Out of memory errors — Reduce --max-model-len in vLLM, reduce -c in llama.cpp, or use a more aggressive quantization. Q4_K_M is usually the right tradeoff.

Slow generation on CPU — Granite 4.1 is designed for GPU inference. CPU-only generation for the 8B model will be 2–5 tok/s, which is usable but not interactive. Use the 3B for CPU-only setups.

Context window errors — If you request more context than your memory supports, the server will crash or refuse the request. Start with 4K–8K context and increase gradually until you find your hardware’s limit.

Apple Silicon memory pressure — macOS shares memory between CPU and GPU. If you see memory pressure warnings, close other applications or reduce the context window. Ollama handles this automatically by reducing GPU layers.

FAQ

Can I run Granite 4.1 8B on a laptop without a dedicated GPU?

Yes. The 8B model at Q4 quantization needs about 5 GB of RAM. Any Apple Silicon Mac (M1 or later) runs it well using the Metal GPU. On Intel/AMD laptops without a dedicated GPU, it runs on CPU at 2–5 tokens per second — usable for batch processing but not interactive chat. For the best laptop experience, use the 3B model on CPU-only hardware.

Which quantization should I use?

Q4_K_M for most users. It reduces the 8B model to ~5 GB with minimal quality loss (roughly 95% of FP16 quality). If you have extra VRAM, Q6_K or Q8_0 get you closer to full precision. Avoid Q2_K for anything beyond testing — the quality drop is noticeable. IBM also provides official FP8 variants, which are the best option if your GPU supports FP8 natively (RTX 4090, A100, H100).

How much VRAM do I need for the full 512K context?

A lot. The KV cache for 512K tokens at FP16 on the 8B model requires roughly 32–40 GB on top of the model weights. Practically, you need an A100 80 GB or H100 to use the full 512K context with the 8B model. For the 30B at 512K, you need multiple GPUs.

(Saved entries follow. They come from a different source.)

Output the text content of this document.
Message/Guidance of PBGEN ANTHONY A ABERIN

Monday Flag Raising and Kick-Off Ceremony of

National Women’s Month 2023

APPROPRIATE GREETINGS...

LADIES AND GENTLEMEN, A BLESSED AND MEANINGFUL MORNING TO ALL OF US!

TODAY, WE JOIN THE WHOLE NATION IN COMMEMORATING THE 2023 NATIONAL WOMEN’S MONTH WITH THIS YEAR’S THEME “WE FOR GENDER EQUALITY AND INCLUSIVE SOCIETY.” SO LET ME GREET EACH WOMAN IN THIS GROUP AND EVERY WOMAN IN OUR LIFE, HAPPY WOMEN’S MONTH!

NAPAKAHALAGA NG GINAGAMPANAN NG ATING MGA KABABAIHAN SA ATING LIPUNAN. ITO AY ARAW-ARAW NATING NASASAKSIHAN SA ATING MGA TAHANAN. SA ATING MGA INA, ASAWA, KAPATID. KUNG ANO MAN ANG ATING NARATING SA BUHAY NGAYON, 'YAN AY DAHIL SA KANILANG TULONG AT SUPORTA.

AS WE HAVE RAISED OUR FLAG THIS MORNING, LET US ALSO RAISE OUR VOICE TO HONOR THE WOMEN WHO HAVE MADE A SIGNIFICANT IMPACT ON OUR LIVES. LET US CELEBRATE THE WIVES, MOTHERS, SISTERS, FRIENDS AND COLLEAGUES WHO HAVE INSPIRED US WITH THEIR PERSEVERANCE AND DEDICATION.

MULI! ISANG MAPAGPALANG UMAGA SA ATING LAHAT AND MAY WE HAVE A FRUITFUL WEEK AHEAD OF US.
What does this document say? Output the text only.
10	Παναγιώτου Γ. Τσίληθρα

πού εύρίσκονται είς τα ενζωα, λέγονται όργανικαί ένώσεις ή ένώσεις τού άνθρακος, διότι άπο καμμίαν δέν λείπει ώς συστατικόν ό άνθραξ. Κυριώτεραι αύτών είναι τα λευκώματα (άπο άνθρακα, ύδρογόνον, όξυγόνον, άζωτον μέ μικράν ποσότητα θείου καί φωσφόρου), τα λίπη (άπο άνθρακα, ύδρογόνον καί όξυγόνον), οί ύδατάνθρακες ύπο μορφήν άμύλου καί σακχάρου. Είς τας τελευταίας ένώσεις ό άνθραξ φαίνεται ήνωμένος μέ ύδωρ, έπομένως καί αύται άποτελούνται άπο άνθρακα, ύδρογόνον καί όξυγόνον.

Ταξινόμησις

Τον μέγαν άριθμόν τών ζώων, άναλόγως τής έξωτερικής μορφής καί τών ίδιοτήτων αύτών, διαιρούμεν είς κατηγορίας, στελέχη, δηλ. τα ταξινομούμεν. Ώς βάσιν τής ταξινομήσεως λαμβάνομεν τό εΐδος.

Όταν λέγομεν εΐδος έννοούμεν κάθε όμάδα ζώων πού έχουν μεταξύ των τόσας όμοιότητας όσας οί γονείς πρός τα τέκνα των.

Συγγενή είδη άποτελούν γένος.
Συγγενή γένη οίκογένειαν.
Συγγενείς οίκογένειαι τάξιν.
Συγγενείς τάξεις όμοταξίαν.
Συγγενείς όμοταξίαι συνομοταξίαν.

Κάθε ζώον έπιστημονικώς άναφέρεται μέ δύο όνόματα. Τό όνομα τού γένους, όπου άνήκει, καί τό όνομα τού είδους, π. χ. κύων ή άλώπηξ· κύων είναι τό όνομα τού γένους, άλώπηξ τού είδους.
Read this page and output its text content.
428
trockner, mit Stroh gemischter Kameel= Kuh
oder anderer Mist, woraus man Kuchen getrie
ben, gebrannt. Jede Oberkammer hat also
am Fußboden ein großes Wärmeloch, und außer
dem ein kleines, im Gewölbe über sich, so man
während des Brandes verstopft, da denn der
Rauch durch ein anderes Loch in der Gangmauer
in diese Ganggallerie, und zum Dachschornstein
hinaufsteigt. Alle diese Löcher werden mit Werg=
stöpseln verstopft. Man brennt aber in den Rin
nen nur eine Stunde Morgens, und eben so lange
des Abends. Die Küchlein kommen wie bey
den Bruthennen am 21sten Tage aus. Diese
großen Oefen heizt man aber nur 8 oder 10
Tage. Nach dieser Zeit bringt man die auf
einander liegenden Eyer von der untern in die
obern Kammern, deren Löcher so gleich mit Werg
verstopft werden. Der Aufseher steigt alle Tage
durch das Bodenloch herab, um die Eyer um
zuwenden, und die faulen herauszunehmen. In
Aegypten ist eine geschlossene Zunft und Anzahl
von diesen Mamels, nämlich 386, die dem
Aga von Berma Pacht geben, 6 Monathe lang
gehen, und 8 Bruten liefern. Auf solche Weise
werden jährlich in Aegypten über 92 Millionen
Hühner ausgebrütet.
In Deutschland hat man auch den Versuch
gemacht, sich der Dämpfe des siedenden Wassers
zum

Most local users should stick to 32K–128K context, which is still far more than most competitors offer.

Is vLLM faster than Ollama for Granite 4.1?

For single-user interactive chat, they are comparable. vLLM’s advantage shows up with multiple concurrent users — continuous batching and PagedAttention let it serve 5–10× more users on the same hardware. If you are building an API that serves multiple clients, use vLLM. If you are running Granite 4.1 for personal use, Ollama is simpler and just as fast. See our Ollama vs llama.cpp vs vLLM comparison for detailed benchmarks.

Can I fine-tune Granite 4.1 locally?

Yes. The Apache 2.0 license allows unrestricted fine-tuning. Tools like Unsloth, Axolotl, and HuggingFace TRL all support Granite 4.1. The 3B and 8B models can be fine-tuned on a single consumer GPU using QLoRA (4-bit quantized LoRA). The 30B requires at least 2× 24 GB GPUs or a cloud instance. IBM’s training pipeline used 15 trillion tokens, but effective fine-tuning for specific tasks can work with as few as 1,000–10,000 high-quality examples.

What is the difference between Ollama, vLLM, and llama.cpp for Granite 4.1?

Ollama is the easiest to set up — one command to install, one to run. It handles quantization and GPU offloading automatically. llama.cpp gives you the most control over quantization formats, memory layout, and mixed CPU/GPU inference. vLLM is built for production serving with high throughput and concurrent users. For personal use, start with Ollama. For production APIs, use vLLM. For custom hardware configurations or maximum flexibility, use llama.cpp.